Resampling.jl

A repository containing the julia code used for creating the majority of results in “Importance Resampling for Off-policy Prediction”.

Core Idea

Our contribution consists of a new approach to using importance weights for off-policy prediction for learning general value functions. Specifically, we introduce Importance Resampling, the first application of samplie importance-resampling to reinforcement learning. Importance Resampling samples mini-batches from an experience replay buffer according to a probability mass function defined with probabilities proportional to a transitions importance weights of policies (\pi/\mu).

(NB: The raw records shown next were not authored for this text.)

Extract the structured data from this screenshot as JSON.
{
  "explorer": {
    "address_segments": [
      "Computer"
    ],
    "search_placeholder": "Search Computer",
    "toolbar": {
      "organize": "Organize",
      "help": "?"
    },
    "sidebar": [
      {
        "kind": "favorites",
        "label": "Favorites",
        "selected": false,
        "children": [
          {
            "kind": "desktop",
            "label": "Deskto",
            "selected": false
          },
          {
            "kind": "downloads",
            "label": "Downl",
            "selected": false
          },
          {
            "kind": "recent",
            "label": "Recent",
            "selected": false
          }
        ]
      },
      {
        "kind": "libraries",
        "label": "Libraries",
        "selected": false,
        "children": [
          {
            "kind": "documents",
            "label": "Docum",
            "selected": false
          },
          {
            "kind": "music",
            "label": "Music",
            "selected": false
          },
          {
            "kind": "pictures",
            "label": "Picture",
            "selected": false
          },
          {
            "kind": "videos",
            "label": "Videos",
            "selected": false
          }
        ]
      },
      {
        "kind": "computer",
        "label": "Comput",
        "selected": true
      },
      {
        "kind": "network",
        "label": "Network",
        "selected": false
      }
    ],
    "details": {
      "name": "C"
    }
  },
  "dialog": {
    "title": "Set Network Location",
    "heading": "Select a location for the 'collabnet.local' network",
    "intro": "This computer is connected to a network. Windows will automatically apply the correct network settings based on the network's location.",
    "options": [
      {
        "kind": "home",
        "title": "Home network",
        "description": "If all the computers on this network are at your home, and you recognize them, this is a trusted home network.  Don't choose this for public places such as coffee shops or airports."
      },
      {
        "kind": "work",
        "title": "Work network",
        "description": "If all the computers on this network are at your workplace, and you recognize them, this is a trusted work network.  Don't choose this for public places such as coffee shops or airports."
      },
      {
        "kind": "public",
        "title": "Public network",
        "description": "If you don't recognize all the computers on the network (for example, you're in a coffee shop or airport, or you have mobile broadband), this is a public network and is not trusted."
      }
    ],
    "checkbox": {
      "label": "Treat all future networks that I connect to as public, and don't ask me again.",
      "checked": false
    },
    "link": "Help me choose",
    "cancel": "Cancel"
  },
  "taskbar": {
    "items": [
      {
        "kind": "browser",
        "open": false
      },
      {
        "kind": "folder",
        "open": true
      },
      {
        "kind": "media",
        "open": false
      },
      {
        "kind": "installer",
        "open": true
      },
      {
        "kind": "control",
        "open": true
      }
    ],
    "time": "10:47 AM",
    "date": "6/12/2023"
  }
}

We provide theory on the consistency of Importance Sampling under typical conditions in RL, and we show improved sample efficiency as compared to reweighting.

Other Resources:

These resources were used at the NeurIPS conference, occuring in December of 2019.

Authors

Matthew Schlegel
Wes Chung
Jian Qian
Daniel Graves
Martha White

Acknowledgments

We would like to thank Huawei for their support, and especially for allowing a portion of this work to be completed during Matthew’s internship in the summer of 2018. We also would like to acknowledge University of Alberta, Alberta Machine Intelligence Institute, and NSERC for their continued funding and support.

Errata

“samplie importance-resampling” -> “sampling importance-resampling”
In the paper currently there is a mistake in the continuous four rooms figures. The x-axis should have values [3.0, 3.5, 4.0, 4.5, 5.0]. This mistake will be fixed for the final camera ready.